La lluvia golpeaba los ventanales del despacho de Ricardo Auravel, empañando la vista del skyline de Brévena. Dentro, el silencio era tan pesado como el mobiliario de caoba. Esteban Brévenor permanecía de pie, con la espalda rígida, frente al escritorio donde su antiguo amigo —o lo que quedaba de esa amistad— sorbía un whisky con parsimonia.
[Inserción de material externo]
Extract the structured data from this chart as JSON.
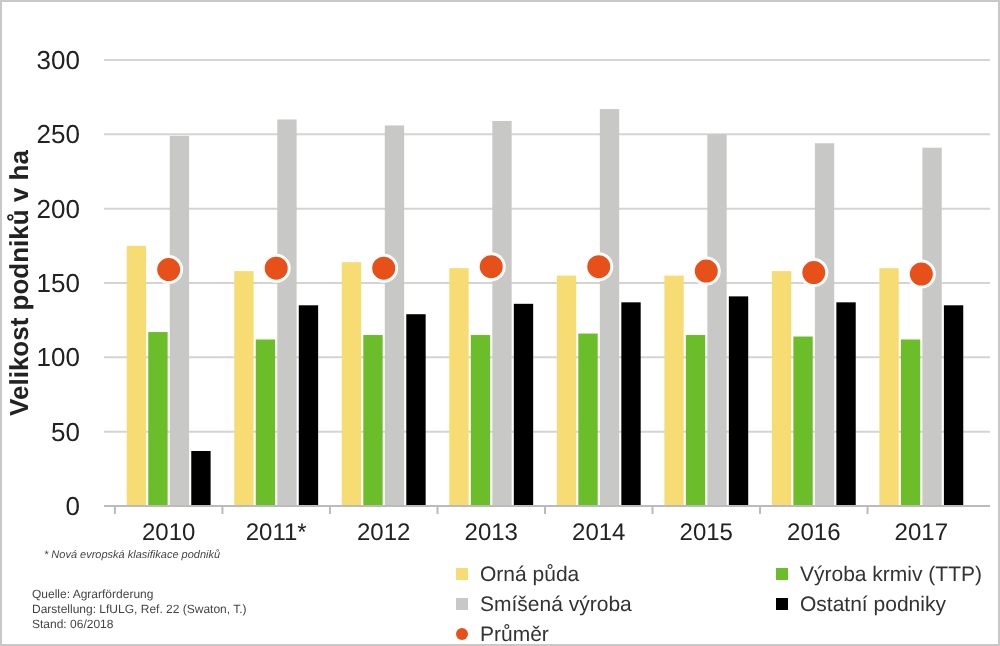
{
  "chart_data": {
    "type": "bar",
    "ylabel": "Velikost podniků v ha",
    "categories": [
      "2010",
      "2011*",
      "2012",
      "2013",
      "2014",
      "2015",
      "2016",
      "2017"
    ],
    "series": [
      {
        "name": "Orná půda",
        "color": "#f7dc74",
        "values": [
          175,
          158,
          164,
          160,
          155,
          155,
          158,
          160
        ]
      },
      {
        "name": "Výroba krmiv (TTP)",
        "color": "#6cbd2a",
        "values": [
          117,
          112,
          115,
          115,
          116,
          115,
          114,
          112
        ]
      },
      {
        "name": "Smíšená výroba",
        "color": "#c8c8c6",
        "values": [
          249,
          260,
          256,
          259,
          267,
          250,
          244,
          241
        ]
      },
      {
        "name": "Ostatní podniky",
        "color": "#000000",
        "values": [
          37,
          135,
          129,
          136,
          137,
          141,
          137,
          135
        ]
      },
      {
        "name": "Průměr",
        "type": "scatter",
        "color": "#e8501a",
        "marker": "circle",
        "values": [
          159,
          160,
          160,
          161,
          161,
          158,
          157,
          156
        ]
      }
    ],
    "ylim": [
      0,
      300
    ],
    "yticks": [
      0,
      50,
      100,
      150,
      200,
      250,
      300
    ],
    "grid": "y",
    "legend": "bottom",
    "annotations": [
      "* Nová evropská klasifikace podniků",
      "Quelle: Agrarförderung",
      "Darstellung: LfULG, Ref. 22 (Swaton, T.)",
      "Stand: 06/2018"
    ]
  }
}
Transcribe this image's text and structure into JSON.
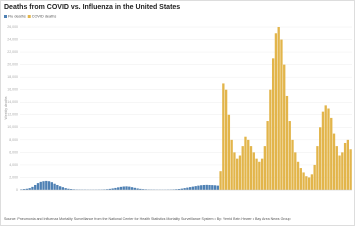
{
  "chart_data": {
    "type": "bar",
    "title": "Deaths from COVID vs. Influenza in the United States",
    "y_label": "Weekly deaths",
    "source": "Source: Pneumonia and Influenza Mortality Surveillance from the National Center for Health Statistics Mortality Surveillance System • By: Yerrid Bein Hewer • Bay Area News Group",
    "ylim": [
      0,
      26000
    ],
    "yticks": [
      0,
      {
        "value": 2000,
        "label": "2,000"
      },
      {
        "value": 4000,
        "label": "4,000"
      },
      {
        "value": 6000,
        "label": "6,000"
      },
      {
        "value": 8000,
        "label": "8,000"
      },
      {
        "value": 10000,
        "label": "10,000"
      },
      {
        "value": 12000,
        "label": "12,000"
      },
      {
        "value": 14000,
        "label": "14,000"
      },
      {
        "value": 16000,
        "label": "16,000"
      },
      {
        "value": 18000,
        "label": "18,000"
      },
      {
        "value": 20000,
        "label": "20,000"
      },
      {
        "value": 22000,
        "label": "22,000"
      },
      {
        "value": 24000,
        "label": "24,000"
      },
      {
        "value": 26000,
        "label": "26,000"
      }
    ],
    "grid": true,
    "series": [
      {
        "name": "Flu deaths",
        "color": "#4f81b4",
        "values": [
          100,
          150,
          200,
          300,
          500,
          800,
          1100,
          1300,
          1400,
          1450,
          1400,
          1250,
          1000,
          800,
          600,
          450,
          300,
          200,
          150,
          100,
          80,
          70,
          60,
          60,
          50,
          50,
          50,
          50,
          60,
          70,
          90,
          120,
          180,
          250,
          330,
          420,
          500,
          560,
          580,
          540,
          450,
          350,
          250,
          180,
          130,
          100,
          80,
          70,
          60,
          50,
          50,
          50,
          50,
          60,
          70,
          90,
          120,
          160,
          220,
          300,
          380,
          460,
          540,
          620,
          700,
          760,
          800,
          820,
          800,
          780,
          750,
          700,
          null,
          null,
          null,
          null,
          null,
          null,
          null,
          null,
          null,
          null,
          null,
          null,
          null,
          null,
          null,
          null,
          null,
          null,
          null,
          null,
          null,
          null,
          null,
          null,
          null,
          null,
          null,
          null,
          null,
          null,
          null,
          null,
          null,
          null,
          null,
          null,
          null,
          null,
          null,
          null,
          null,
          null,
          null,
          null,
          null,
          null,
          null,
          null
        ]
      },
      {
        "name": "COVID deaths",
        "color": "#e2b54b",
        "values": [
          null,
          null,
          null,
          null,
          null,
          null,
          null,
          null,
          null,
          null,
          null,
          null,
          null,
          null,
          null,
          null,
          null,
          null,
          null,
          null,
          null,
          null,
          null,
          null,
          null,
          null,
          null,
          null,
          null,
          null,
          null,
          null,
          null,
          null,
          null,
          null,
          null,
          null,
          null,
          null,
          null,
          null,
          null,
          null,
          null,
          null,
          null,
          null,
          null,
          null,
          null,
          null,
          null,
          null,
          null,
          null,
          null,
          null,
          null,
          null,
          null,
          null,
          null,
          null,
          null,
          null,
          null,
          null,
          null,
          null,
          null,
          null,
          3000,
          17000,
          16000,
          12000,
          8000,
          6000,
          5000,
          5500,
          7000,
          8500,
          8000,
          7000,
          6000,
          5000,
          4500,
          5000,
          7000,
          11000,
          16000,
          21000,
          25000,
          26000,
          24000,
          20000,
          15000,
          11000,
          8000,
          6000,
          4500,
          3500,
          2800,
          2200,
          2000,
          2500,
          4000,
          7000,
          10000,
          12500,
          13500,
          13000,
          11500,
          9000,
          7000,
          5500,
          6000,
          7500,
          8000,
          6500
        ]
      }
    ]
  }
}
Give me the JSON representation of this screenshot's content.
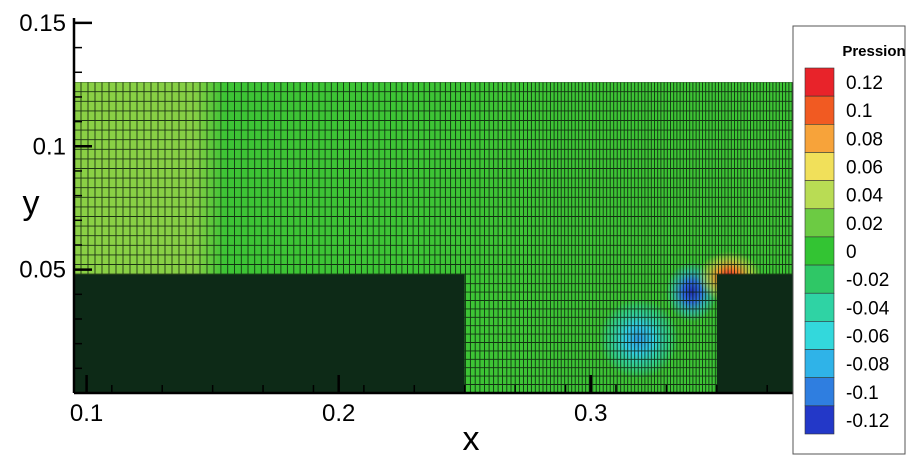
{
  "chart_data": {
    "type": "heatmap",
    "title": "",
    "xlabel": "x",
    "ylabel": "y",
    "xlim": [
      0.095,
      0.385
    ],
    "ylim": [
      0.0,
      0.152
    ],
    "x_ticks": [
      {
        "value": 0.1,
        "label": "0.1"
      },
      {
        "value": 0.2,
        "label": "0.2"
      },
      {
        "value": 0.3,
        "label": "0.3"
      }
    ],
    "y_ticks": [
      {
        "value": 0.05,
        "label": "0.05"
      },
      {
        "value": 0.1,
        "label": "0.1"
      },
      {
        "value": 0.15,
        "label": "0.15"
      }
    ],
    "domain": {
      "x": [
        0.095,
        0.385
      ],
      "y": [
        0.0,
        0.126
      ]
    },
    "solids": [
      {
        "name": "left-block",
        "x": [
          0.095,
          0.25
        ],
        "y": [
          0.0,
          0.048
        ]
      },
      {
        "name": "right-block",
        "x": [
          0.35,
          0.385
        ],
        "y": [
          0.0,
          0.048
        ]
      }
    ],
    "field_regions": [
      {
        "name": "inlet-region",
        "x": [
          0.095,
          0.147
        ],
        "y": [
          0.0,
          0.126
        ],
        "value": 0.04
      }
    ],
    "features": [
      {
        "name": "low-pressure-vortex-a",
        "x": 0.34,
        "y": 0.041,
        "value": -0.12
      },
      {
        "name": "low-pressure-vortex-b",
        "x": 0.319,
        "y": 0.022,
        "value": -0.08
      },
      {
        "name": "high-pressure-spot",
        "x": 0.355,
        "y": 0.047,
        "value": 0.12
      }
    ],
    "legend": {
      "title": "Pression",
      "placement": "right",
      "levels": [
        0.12,
        0.1,
        0.08,
        0.06,
        0.04,
        0.02,
        0,
        -0.02,
        -0.04,
        -0.06,
        -0.08,
        -0.1,
        -0.12
      ],
      "labels": [
        "0.12",
        "0.1",
        "0.08",
        "0.06",
        "0.04",
        "0.02",
        "0",
        "-0.02",
        "-0.04",
        "-0.06",
        "-0.08",
        "-0.1",
        "-0.12"
      ],
      "colors": [
        "#e8232a",
        "#f15a22",
        "#f7a33a",
        "#f1e05a",
        "#b9dc54",
        "#6ccb43",
        "#33c433",
        "#2fc766",
        "#2fd3a4",
        "#33d8dc",
        "#2fb3e8",
        "#2f7ee0",
        "#2338c8"
      ]
    },
    "colors": {
      "background_field": "#3dc435",
      "inlet_field": "#8bd045",
      "solid": "#0d2a17",
      "mesh": "#0a1a0c"
    }
  }
}
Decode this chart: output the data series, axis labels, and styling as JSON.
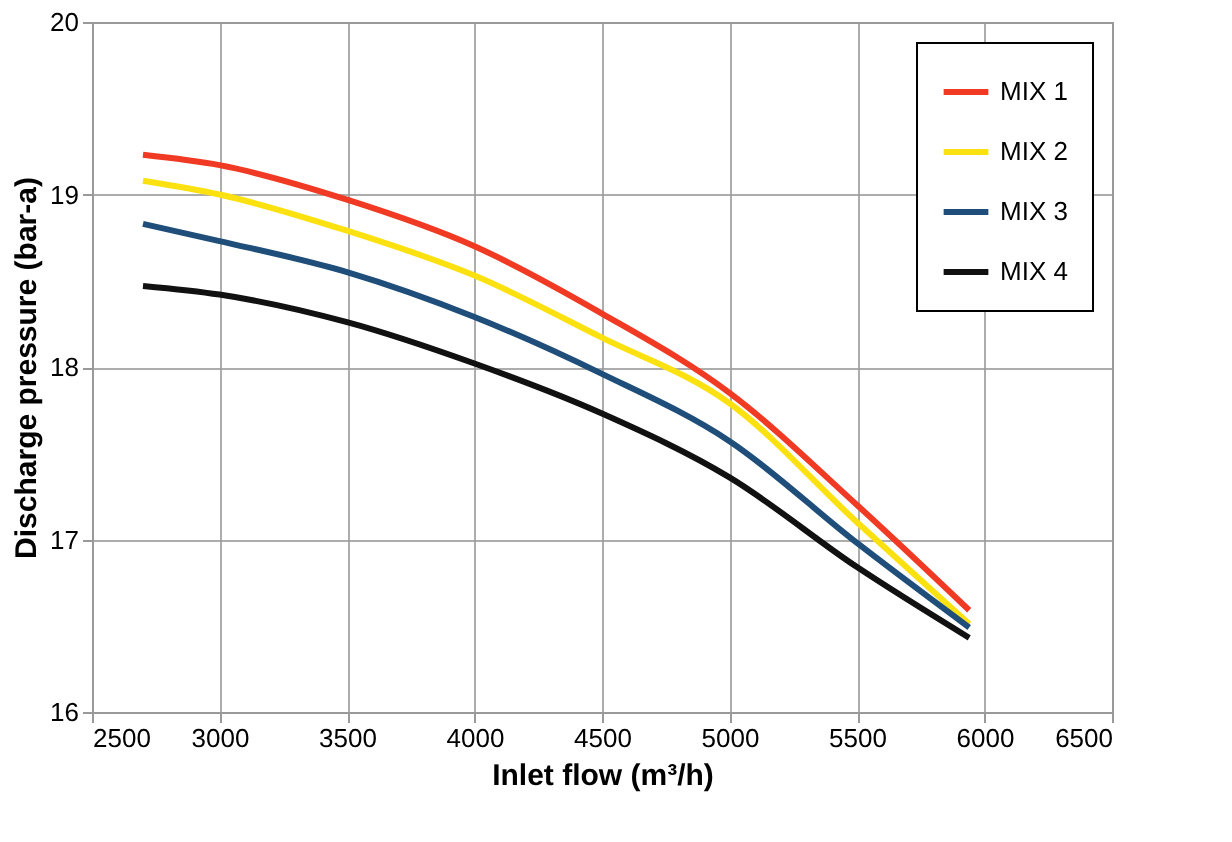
{
  "chart_data": {
    "type": "line",
    "xlabel": "Inlet flow (m³/h)",
    "ylabel": "Discharge pressure (bar-a)",
    "x": [
      2700,
      3000,
      3500,
      4000,
      4500,
      5000,
      5500,
      5940
    ],
    "series": [
      {
        "name": "MIX 1",
        "color": "#f03a24",
        "values": [
          19.23,
          19.17,
          18.97,
          18.7,
          18.31,
          17.85,
          17.2,
          16.59
        ]
      },
      {
        "name": "MIX 2",
        "color": "#fbe10f",
        "values": [
          19.08,
          19.0,
          18.79,
          18.53,
          18.17,
          17.79,
          17.1,
          16.51
        ]
      },
      {
        "name": "MIX 3",
        "color": "#1f4e7a",
        "values": [
          18.83,
          18.73,
          18.55,
          18.29,
          17.96,
          17.57,
          16.98,
          16.49
        ]
      },
      {
        "name": "MIX 4",
        "color": "#111111",
        "values": [
          18.47,
          18.42,
          18.26,
          18.02,
          17.73,
          17.36,
          16.84,
          16.43
        ]
      }
    ],
    "xlim": [
      2500,
      6500
    ],
    "xticks": [
      2500,
      3000,
      3500,
      4000,
      4500,
      5000,
      5500,
      6000,
      6500
    ],
    "ylim": [
      16,
      20
    ],
    "yticks": [
      16,
      17,
      18,
      19,
      20
    ],
    "grid": true,
    "legend": "top right",
    "marker": "none",
    "line_style": "solid"
  }
}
—No entiendo esta urgencia, Ricardo —dijo Esteban, conteniendo la irritación en su voz—. El acuerdo entre Mauricio y Valeria puede esperar. Son jóvenes.
Ricardo dejó el vaso sobre un posavasos de cristal tallado. El sonido, seco y preciso, cortó el aire como una advertencia.
—Los tiempos cambian, Esteban. Y las deudas, sobre todo las morales, no prescriben.
Esteban sintió un escalofrío, pero su rostro no se inmutó. —¿Deudas? Nuestras cuentas están saldadas desde hace años.
—¿En serio? —Ricardo sonrió, una mueca fría que no llegaba a sus ojos—. ¿Crees que el tiempo borra todo? Incluso aquellas… irregularidades que nos beneficiaron a ambos.